Per quanto profondo fosse l’orrore e il disprezzo degli anni trascorsi nelle vanitá del mondo, come avrebb’egli potuto far getto della propria coltura, di quel patrimonio intellettuale, caro sopra ogni altro perché frutto in ciascuno di inenarrabili fatiche, senza sentirsi miseramente inaridire quella ricca vena poetica, onde, come altrettanti ruscelli, scaturivano i suoi sacri ritmi, schiumeggianti e torbidi talvolta per l’impeto della discesa, ma sempre meravigliosi di vita e di freschezza? Iacopone parlava e componeva nel suo nativo dialetto così come solevano le persone della sua coltura. E non sarebbe giusto rifiutare inesorabilmente come alterazioni illegittime di amanuensi e di editori tutto ciò (e non è gran cosa) che nel testo dell’edizione fiorentina del 1490 sembra discostarsi dalle particolari caratteristiche del dialetto tudertino»1.
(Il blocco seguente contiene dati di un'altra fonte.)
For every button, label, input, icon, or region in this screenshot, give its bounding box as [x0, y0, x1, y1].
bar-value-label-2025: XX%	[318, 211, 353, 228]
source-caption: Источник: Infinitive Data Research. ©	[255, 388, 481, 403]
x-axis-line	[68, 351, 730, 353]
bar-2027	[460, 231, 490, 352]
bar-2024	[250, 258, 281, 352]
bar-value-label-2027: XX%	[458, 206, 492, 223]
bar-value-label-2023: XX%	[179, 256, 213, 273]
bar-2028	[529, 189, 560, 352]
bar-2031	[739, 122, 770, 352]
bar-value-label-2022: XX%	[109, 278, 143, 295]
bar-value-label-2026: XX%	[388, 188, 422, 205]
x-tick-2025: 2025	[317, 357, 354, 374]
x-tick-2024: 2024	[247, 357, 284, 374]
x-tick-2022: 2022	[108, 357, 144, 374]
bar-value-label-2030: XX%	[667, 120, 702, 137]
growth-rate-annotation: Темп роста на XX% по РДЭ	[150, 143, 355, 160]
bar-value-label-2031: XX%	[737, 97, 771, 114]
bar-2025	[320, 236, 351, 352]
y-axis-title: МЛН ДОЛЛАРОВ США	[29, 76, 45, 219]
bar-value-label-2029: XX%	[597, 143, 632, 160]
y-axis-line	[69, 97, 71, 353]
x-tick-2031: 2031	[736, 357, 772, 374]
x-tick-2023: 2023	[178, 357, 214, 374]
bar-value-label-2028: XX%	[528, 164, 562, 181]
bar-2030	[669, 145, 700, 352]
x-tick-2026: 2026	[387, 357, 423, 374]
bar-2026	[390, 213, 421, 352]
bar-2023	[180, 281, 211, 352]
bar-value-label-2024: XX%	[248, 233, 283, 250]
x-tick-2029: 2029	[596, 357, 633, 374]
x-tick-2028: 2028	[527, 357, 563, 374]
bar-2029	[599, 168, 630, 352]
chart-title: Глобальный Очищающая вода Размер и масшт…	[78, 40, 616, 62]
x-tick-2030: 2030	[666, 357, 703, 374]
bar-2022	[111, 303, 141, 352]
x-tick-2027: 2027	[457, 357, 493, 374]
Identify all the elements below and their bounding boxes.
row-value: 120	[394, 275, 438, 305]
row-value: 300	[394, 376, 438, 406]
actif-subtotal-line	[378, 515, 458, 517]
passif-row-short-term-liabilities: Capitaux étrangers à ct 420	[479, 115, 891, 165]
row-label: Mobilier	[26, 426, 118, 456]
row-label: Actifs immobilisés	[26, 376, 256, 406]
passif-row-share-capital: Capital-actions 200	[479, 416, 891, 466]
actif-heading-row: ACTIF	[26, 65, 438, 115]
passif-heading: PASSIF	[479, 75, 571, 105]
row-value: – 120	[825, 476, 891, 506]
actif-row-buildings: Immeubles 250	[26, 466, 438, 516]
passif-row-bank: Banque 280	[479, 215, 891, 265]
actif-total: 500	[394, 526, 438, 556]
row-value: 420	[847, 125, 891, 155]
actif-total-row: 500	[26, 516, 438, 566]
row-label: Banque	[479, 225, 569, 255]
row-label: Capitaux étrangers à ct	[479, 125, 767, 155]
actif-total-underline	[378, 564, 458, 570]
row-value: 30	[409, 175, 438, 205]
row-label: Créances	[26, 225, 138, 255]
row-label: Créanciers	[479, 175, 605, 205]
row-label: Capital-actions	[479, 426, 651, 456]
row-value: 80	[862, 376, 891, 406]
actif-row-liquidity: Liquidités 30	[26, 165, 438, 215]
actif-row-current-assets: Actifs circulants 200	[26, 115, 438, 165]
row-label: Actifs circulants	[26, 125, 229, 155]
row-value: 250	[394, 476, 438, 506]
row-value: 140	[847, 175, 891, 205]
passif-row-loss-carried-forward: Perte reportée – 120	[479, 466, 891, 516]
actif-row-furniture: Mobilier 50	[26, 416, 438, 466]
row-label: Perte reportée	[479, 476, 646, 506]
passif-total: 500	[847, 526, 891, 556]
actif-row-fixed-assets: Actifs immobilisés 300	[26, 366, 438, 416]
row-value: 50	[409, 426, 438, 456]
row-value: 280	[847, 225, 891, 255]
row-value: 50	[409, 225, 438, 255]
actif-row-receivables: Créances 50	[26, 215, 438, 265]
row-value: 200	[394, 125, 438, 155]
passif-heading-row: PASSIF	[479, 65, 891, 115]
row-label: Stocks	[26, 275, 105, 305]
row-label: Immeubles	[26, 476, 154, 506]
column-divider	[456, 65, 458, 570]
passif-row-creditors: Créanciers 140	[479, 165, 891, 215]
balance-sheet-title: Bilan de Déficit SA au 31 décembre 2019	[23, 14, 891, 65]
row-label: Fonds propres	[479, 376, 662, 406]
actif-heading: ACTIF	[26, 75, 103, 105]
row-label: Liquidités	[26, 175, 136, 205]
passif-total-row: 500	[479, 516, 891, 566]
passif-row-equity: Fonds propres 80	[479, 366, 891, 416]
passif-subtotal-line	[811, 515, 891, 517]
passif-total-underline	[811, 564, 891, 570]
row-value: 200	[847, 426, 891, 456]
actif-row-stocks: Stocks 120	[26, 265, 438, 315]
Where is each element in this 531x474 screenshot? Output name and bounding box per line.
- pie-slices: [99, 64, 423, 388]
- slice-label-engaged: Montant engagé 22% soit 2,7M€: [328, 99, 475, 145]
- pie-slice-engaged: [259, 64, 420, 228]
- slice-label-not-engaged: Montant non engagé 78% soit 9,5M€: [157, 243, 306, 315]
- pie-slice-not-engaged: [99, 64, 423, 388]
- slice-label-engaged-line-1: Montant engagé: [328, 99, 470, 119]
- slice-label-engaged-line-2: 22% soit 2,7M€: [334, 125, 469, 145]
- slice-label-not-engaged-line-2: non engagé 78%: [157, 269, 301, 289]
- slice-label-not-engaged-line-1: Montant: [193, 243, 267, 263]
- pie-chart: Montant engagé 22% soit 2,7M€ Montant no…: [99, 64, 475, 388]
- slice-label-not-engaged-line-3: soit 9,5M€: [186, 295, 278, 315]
Una delle questioni piú difficili e piú lungamente dibattute tra gli studiosi è quella che concerne l’autenticitá dei ritmi attribuiti a Iacopone. Le raccolte primitive dovevano contenere appena una novantina di laude, quante cioè ne contengono i codici del secolo xiv. Ma per la pronta diffusione che le poesie del Nostro ebbero nell’Umbria, nella Toscana e nell’Italia settentrionale (diffusione dovuta, oltre che al merito intrinseco dell’opera iacoponica, anche alla fiera discordia fervente nel seno stesso dell’ordine francescano tra i vari partiti, per alcuno dei quali il nome di Iacopone potè servire quasi di segnacolo in vessillo, e alla aureola di martirio che la leggenda non tardò a creare intorno all’austera figura del poeta tuderte), il primitivo corpo laudistico iacoponico andò a mano a mano aumentando, fino a raggiungere e a sorpassare nel secolo xvii il numero di duecento composizioni.

  1. Cfr. la mia prefazione alla ristampa della Societá filologica romana.